La transition se doit d’être apaisée, si elle est inscrite à l’ordre du jour. Devant un éventuel intérim, il est à craindre que, certaines forces, ennemies des intérêts du Gabon, ne tentent de fausser le processus, en essayant de discréditer les personnes constitutionnellement visées pour assumer cette tâche. Ces personnes pourraient, par exemple, être poussées à la démission ou, une autre stratégie pourrait consister, à faire croire que ces personnes sont dans l’incapacité d’assurer l’intérim, et positionner un président intérimaire de paille, qui viendrait fausser la sincérité du processus de l’article 13 de la Constitution. Aujourd’hui, il est question, dans l’intérêt du Gabon, que les politiciens et les partis politiques se délestent de la fourberie et de la félonie. Aujourd’hui, si la vacance de la présidence se confirme, il serait souhaitable de faire montre de retenue, de respect et surtout de tolérance. Il est donc temps de répondre à l’appel de la Patrie.

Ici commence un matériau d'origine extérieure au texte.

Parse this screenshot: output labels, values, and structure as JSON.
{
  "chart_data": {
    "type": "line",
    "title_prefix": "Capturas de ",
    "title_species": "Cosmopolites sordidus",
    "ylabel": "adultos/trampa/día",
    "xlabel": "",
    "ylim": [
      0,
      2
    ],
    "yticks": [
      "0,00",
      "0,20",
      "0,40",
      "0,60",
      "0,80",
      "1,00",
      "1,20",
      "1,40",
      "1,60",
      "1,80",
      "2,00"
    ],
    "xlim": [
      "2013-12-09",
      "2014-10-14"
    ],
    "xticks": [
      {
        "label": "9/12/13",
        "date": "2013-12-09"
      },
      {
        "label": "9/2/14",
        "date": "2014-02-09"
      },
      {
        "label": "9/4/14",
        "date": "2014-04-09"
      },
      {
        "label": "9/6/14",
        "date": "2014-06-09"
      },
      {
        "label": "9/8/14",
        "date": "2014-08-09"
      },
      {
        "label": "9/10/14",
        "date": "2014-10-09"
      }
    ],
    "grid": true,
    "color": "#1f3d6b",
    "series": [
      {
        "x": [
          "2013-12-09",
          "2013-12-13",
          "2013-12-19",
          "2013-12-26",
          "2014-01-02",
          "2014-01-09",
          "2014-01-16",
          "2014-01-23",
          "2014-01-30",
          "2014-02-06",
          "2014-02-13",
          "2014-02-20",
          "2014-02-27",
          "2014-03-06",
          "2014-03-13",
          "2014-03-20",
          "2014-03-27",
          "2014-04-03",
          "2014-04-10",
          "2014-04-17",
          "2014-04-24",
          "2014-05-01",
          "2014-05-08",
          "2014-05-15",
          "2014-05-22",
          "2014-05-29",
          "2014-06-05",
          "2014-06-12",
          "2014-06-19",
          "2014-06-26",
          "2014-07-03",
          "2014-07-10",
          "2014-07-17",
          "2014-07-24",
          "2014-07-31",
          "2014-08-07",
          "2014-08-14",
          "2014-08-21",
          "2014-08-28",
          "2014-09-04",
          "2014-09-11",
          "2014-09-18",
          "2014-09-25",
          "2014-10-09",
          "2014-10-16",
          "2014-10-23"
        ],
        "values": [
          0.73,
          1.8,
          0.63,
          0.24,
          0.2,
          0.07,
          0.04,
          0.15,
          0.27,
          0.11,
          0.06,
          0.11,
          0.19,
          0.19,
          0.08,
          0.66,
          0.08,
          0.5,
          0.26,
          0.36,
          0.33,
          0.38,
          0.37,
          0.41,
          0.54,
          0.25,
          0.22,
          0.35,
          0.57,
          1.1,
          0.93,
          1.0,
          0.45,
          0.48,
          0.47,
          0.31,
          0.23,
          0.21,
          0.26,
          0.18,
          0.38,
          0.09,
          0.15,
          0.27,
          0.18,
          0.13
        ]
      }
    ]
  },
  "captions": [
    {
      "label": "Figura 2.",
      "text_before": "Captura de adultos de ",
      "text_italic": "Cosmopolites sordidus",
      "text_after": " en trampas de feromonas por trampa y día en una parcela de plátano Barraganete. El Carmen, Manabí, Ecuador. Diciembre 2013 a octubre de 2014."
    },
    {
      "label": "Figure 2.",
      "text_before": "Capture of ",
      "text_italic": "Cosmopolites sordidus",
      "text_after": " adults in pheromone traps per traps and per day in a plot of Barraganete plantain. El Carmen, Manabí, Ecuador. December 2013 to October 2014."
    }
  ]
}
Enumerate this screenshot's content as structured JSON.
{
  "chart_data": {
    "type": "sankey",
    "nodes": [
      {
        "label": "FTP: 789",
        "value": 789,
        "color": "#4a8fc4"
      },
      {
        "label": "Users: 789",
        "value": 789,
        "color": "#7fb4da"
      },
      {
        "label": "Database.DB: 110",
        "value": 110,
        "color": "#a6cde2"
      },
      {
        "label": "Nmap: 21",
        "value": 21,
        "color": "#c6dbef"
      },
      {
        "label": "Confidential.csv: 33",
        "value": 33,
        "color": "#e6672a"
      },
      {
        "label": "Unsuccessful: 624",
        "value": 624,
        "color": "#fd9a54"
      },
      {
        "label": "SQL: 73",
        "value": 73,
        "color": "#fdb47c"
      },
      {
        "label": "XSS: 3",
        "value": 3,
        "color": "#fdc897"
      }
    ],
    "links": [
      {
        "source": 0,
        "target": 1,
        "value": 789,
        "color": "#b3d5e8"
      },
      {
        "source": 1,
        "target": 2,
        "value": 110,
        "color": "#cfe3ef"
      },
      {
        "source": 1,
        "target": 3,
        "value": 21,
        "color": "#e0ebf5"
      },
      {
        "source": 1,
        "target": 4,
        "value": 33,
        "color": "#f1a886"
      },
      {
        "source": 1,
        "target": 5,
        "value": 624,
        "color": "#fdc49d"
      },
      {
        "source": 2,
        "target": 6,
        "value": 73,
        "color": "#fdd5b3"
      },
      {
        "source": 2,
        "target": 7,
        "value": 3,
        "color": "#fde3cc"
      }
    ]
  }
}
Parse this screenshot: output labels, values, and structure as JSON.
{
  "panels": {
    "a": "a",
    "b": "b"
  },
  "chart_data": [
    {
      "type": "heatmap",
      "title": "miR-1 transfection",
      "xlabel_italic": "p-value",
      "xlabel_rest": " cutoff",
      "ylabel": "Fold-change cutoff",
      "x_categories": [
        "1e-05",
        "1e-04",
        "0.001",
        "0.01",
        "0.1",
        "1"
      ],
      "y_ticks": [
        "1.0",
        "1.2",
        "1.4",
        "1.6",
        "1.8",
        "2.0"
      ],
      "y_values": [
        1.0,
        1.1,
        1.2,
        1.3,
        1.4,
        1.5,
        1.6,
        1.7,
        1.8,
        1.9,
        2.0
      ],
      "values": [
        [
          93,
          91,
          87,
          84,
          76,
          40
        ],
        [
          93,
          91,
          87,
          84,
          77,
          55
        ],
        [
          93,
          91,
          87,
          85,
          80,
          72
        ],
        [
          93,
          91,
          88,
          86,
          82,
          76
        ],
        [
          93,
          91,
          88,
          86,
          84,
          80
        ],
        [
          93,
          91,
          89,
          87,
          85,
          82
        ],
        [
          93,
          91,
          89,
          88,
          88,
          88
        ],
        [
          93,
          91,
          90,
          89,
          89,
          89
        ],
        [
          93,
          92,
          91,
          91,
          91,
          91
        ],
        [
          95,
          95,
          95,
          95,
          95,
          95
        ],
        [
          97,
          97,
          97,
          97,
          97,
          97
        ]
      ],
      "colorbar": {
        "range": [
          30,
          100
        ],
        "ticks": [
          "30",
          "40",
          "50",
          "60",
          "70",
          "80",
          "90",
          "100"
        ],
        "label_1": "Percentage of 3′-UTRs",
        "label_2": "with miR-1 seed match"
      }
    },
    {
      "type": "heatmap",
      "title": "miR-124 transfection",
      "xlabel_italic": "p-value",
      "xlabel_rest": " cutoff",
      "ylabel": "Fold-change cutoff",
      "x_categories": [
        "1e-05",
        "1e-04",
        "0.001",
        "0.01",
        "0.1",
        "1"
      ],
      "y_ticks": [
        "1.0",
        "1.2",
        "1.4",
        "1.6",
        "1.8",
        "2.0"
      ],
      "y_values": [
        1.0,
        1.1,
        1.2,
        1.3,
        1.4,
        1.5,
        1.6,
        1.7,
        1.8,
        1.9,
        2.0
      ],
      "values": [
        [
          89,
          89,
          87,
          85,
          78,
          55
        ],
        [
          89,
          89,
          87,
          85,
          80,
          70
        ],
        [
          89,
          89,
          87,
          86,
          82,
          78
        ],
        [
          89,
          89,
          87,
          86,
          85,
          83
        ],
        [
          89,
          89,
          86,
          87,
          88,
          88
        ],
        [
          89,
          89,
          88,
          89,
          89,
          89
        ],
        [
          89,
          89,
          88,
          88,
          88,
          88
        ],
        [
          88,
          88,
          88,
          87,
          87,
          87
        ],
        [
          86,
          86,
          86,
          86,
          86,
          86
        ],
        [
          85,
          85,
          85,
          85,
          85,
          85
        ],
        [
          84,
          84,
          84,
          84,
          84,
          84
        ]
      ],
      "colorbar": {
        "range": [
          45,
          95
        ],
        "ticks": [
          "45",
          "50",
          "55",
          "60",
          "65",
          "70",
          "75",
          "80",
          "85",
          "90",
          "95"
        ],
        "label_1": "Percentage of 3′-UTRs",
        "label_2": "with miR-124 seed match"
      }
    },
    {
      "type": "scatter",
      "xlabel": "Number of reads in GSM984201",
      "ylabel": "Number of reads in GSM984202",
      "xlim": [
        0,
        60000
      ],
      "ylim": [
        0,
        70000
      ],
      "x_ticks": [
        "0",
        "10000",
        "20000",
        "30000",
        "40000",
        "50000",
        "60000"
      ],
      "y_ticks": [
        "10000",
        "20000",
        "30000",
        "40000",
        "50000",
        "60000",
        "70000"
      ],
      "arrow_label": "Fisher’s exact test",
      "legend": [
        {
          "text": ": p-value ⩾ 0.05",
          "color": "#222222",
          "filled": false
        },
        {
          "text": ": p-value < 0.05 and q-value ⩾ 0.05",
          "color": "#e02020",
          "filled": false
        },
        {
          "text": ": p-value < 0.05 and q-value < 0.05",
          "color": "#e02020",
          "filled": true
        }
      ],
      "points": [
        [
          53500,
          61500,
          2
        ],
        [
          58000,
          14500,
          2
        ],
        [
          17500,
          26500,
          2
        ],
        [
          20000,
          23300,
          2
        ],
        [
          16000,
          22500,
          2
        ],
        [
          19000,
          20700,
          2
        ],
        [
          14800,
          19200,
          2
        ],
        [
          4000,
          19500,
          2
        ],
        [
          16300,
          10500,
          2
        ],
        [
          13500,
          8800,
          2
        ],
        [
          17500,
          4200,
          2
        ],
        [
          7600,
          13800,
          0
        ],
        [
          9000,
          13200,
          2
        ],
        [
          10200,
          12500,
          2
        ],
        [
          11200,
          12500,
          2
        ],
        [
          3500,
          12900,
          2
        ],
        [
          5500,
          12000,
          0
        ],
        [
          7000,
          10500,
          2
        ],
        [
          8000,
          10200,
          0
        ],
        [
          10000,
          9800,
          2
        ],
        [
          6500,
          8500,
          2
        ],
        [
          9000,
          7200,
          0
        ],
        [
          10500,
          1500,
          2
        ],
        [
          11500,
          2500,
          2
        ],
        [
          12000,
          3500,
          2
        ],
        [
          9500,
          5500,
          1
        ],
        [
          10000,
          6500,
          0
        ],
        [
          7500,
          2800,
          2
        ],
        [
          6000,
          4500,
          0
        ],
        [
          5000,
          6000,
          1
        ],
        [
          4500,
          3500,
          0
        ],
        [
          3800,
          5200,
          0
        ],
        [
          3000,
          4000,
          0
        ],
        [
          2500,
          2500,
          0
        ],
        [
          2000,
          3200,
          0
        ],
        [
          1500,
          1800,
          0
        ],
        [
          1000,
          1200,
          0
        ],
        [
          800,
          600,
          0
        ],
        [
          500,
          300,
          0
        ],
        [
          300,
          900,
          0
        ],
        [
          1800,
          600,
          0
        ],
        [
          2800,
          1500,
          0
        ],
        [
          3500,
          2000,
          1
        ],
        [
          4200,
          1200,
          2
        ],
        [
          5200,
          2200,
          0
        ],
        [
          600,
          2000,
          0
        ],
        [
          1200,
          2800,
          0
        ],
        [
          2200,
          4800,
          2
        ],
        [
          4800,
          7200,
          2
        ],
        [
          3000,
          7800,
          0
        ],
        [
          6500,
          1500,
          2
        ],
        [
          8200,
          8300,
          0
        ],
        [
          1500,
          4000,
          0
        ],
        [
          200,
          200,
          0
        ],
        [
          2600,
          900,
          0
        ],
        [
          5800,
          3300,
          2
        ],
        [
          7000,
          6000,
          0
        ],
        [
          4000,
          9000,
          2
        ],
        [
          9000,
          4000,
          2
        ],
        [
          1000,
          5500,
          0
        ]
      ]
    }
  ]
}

Si le gouvernement estime qu’il n’y a pas de « vacance de la présidence de la République », il lui incombe d’en apporter la preuve tangible pour faire taire toutes supputations. La persistance, dans une voie du blocus de l’information, sonne comme un aveu d’échec et d’impuissance, face à la lettre implacable de l’article 13 de la Constitution, il convient de dissiper ce gros nuage de fumée, qui entoure la santé du Président de la République, pour déraciner toutes les supputations, qui ne cessent de fleurir, depuis bientôt deux semaines, en raison du désert de l’information.
Merci pour votre attention.
Boniface Roux BOUDIALA
Juriste – Enseignant à la Faculté de Droit et de Sciences Économiques de Libreville.